In the meeting, officials will discuss measures India can take to prevent dollar outflows when the Federal Reserve starts withdrawing its stimulus programme, which many think has been postponed at least till March next year. The Federal Open Market Committee (FOMC) is to  meet on October 29 and 30 and in December to take a call on the issue.

Implementation of the recommendations made by the Financial Sector Legislative Reforms Commission (FSLRC) could also be discussed, along with a review of decisions taken in the previous meeting.

FSLRC had suggested a unified regulator for the financial sector but FSDC was of the view that while major legal and institutional reforms would take time, action on other recommendations could be taken up separately in consultation with various stakeholders.

Officials said tapering of the stimulus had to happen and investors have already factored that in. Moreover, after Janet Yellen took over as Federal Reserve Chairperson, fears of tapering have receded. But the ministry wants to be prepared for any adverse reaction from investors, which could jeopardise its plans to contain the current account deficit.

In its seventh meeting in June, FSDC had reviewed the position of asset quality and capital adequacy of the banking system in the country. It was felt that despite concerns about some deterioration in asset quality, the strong capital adequacy of banks would enable the banking system to withstand stress.

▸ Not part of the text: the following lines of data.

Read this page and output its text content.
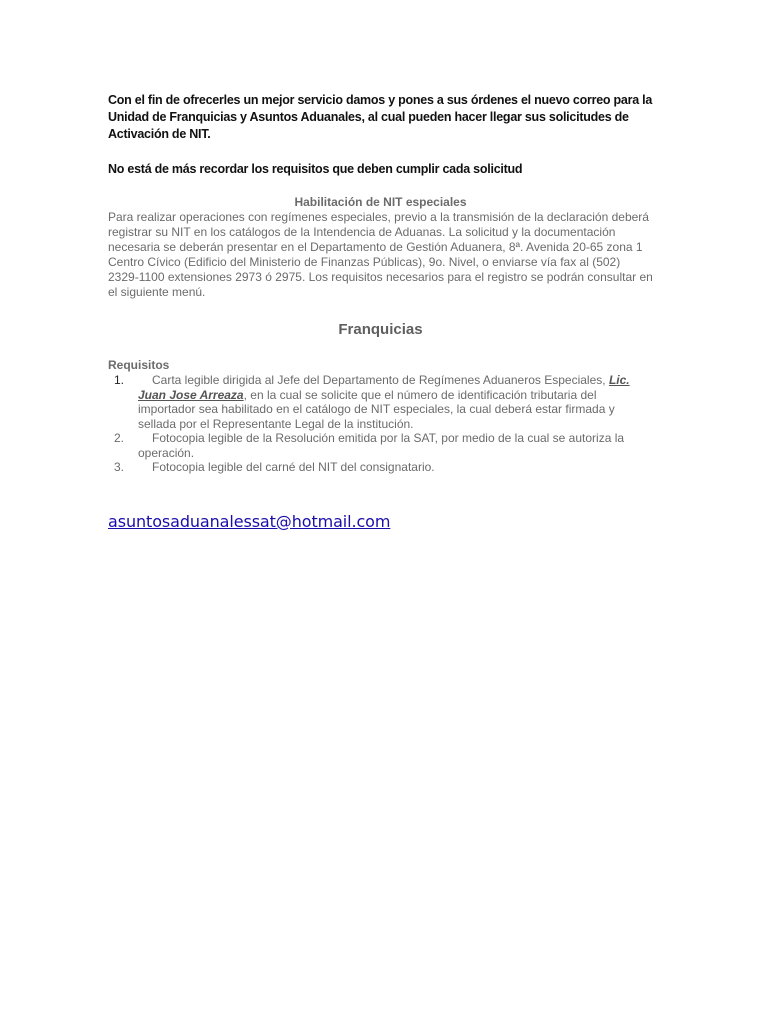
Con el fin de ofrecerles un mejor servicio damos y pones a sus órdenes el nuevo correo para la Unidad de Franquicias y Asuntos Aduanales, al cual pueden hacer llegar sus solicitudes de Activación de NIT.

No está de más recordar los requisitos que deben cumplir cada solicitud

Habilitación de NIT especiales

Para realizar operaciones con regímenes especiales, previo a la transmisión de la declaración deberá registrar su NIT en los catálogos de la Intendencia de Aduanas. La solicitud y la documentación necesaria se deberán presentar en el Departamento de Gestión Aduanera, 8ª. Avenida 20-65 zona 1 Centro Cívico (Edificio del Ministerio de Finanzas Públicas), 9o. Nivel, o enviarse vía fax al (502) 2329-1100 extensiones 2973 ó 2975. Los requisitos necesarios para el registro se podrán consultar en el siguiente menú.

Franquicias
Requisitos
1. Carta legible dirigida al Jefe del Departamento de Regímenes Aduaneros Especiales, Lic. Juan Jose Arreaza, en la cual se solicite que el número de identificación tributaria del importador sea habilitado en el catálogo de NIT especiales, la cual deberá estar firmada y sellada por el Representante Legal de la institución.
2. Fotocopia legible de la Resolución emitida por la SAT, por medio de la cual se autoriza la operación.
3. Fotocopia legible del carné del NIT del consignatario.
asuntosaduanalessat@hotmail.com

FSDC was set up in 2010 to address inter-regulatory coordination issues, besides strengthening and institutionalising the mechanism for maintaining financial stability.

The sub-committee of FSDC is headed by the RBI Governor. In the August meeting, it reviewed potential risks to the stability of the domestic financial system. The sub-committee expressed concern on the deteriorating asset quality of public sector banks and discussed corrective measures in this regard.